Well essentially, it is the distance between pedals. Sheldon Brown calls it “tread” or “Q-factor”, and makes it the distance between pedal attachment points, which is close enough. Distance between pedals on a unicycle is determined by axle length and crank design. Some cranks flare outwards more, increasing their contribution to a given wheel’s Q. Widening a unicycle hub with welded-on flanges not only separates the flanges more, but also separates the pedals more.
On the stock Coker, my feet always wanted to drift outwards, even when using super grippy pedals to try to “lock” my feet in place. This left me fighting the unicycle and was quite unsettling. When I switched to the wide hub, I was noticeably happier on both grippy and non-grippy pedals. Similarly, on my Suzue-based 29er, I had to add pedal extensions to be comfortable. Recent experiments I’ve done with a KH hub-based 29er show me that the pedal spacing for me is pretty good without adding the extensions, since the hub/axle are wider and the cranks have more contribution to Q than the Bike Euros on the other 29er.

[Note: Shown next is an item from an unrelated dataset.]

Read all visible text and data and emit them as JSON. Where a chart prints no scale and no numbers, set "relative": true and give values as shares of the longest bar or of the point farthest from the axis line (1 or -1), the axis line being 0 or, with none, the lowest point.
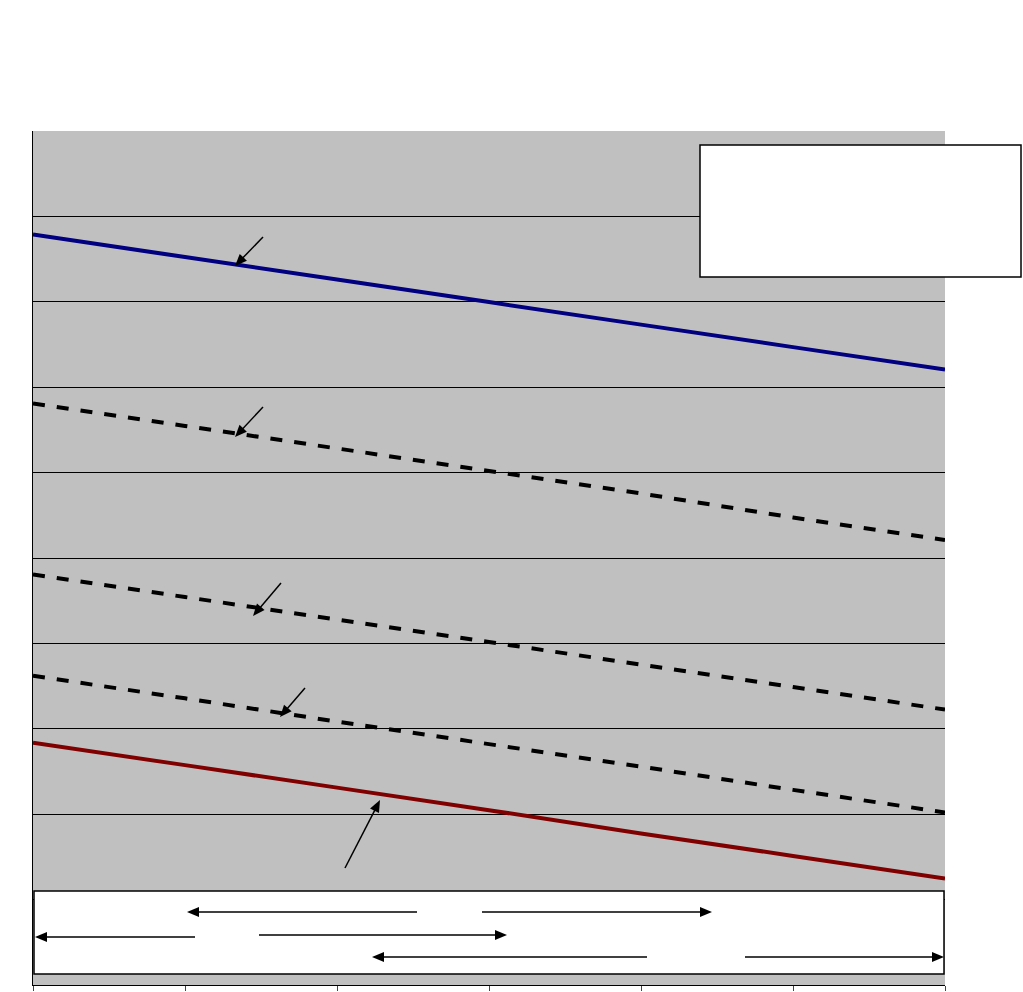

Since pedal spacing is a factor in bicycle fit, it is reasonable to conclude it is also a factor in unicycle fit, with the above experiences serving as instances of a general principle. However, a bit of thought about the nature of unicycling and fit shows one that individual body characteristics, seat height, seat type, crank length, riding type, and even terrain type are all complicating factors, so that calculating the ideal Q for a person is a non-trivial task. It is currently not possible to calculate accurately a person’s ideal unicycle Q from body measurements and the like.
However, road riding is the unicycling style that is the most controlled in terms of seat height and body motion, so it may be the one to start with by simple individual experimentation, as I have done.
In general, we currently have control over: seat type, hub width (more precisely, axle length), crank brand, pedal width. These things are worth playing with for a serious rider in order to achieve optimal Q. Note that some hubs have proprietary axle/crank interfaces so that using a different brand of cranks is not possible. Note also that, for some or most cranks, choosing a longer crank also increases that crank’s contribution to Q.
Optimal Q is desirable for: relaxing while maintaining proper foot position on the pedals, even on rough terrain; minimizing side pressure on the saddle; minimizing muscle and tendon interference by the saddle; developing optimal energy transfer through the legs to the pedals; developing higher spinning rates with longer cranks; and the like.
Although some riders dismiss Q as an issue, I believe, partly based on my own personal experience, partly from simple thought experiments, and partly from the bicycling literature, that Q is quite important for the serious unicyclist. As distance riding (both road and off-road, touring or racing) develops, Q-factor will become a major factor in fitting a unicycle to a rider for optimal performance over many miles. I have started developing a unicycle-specific system for quantifying this, and hope to fold it into the unicycles I build.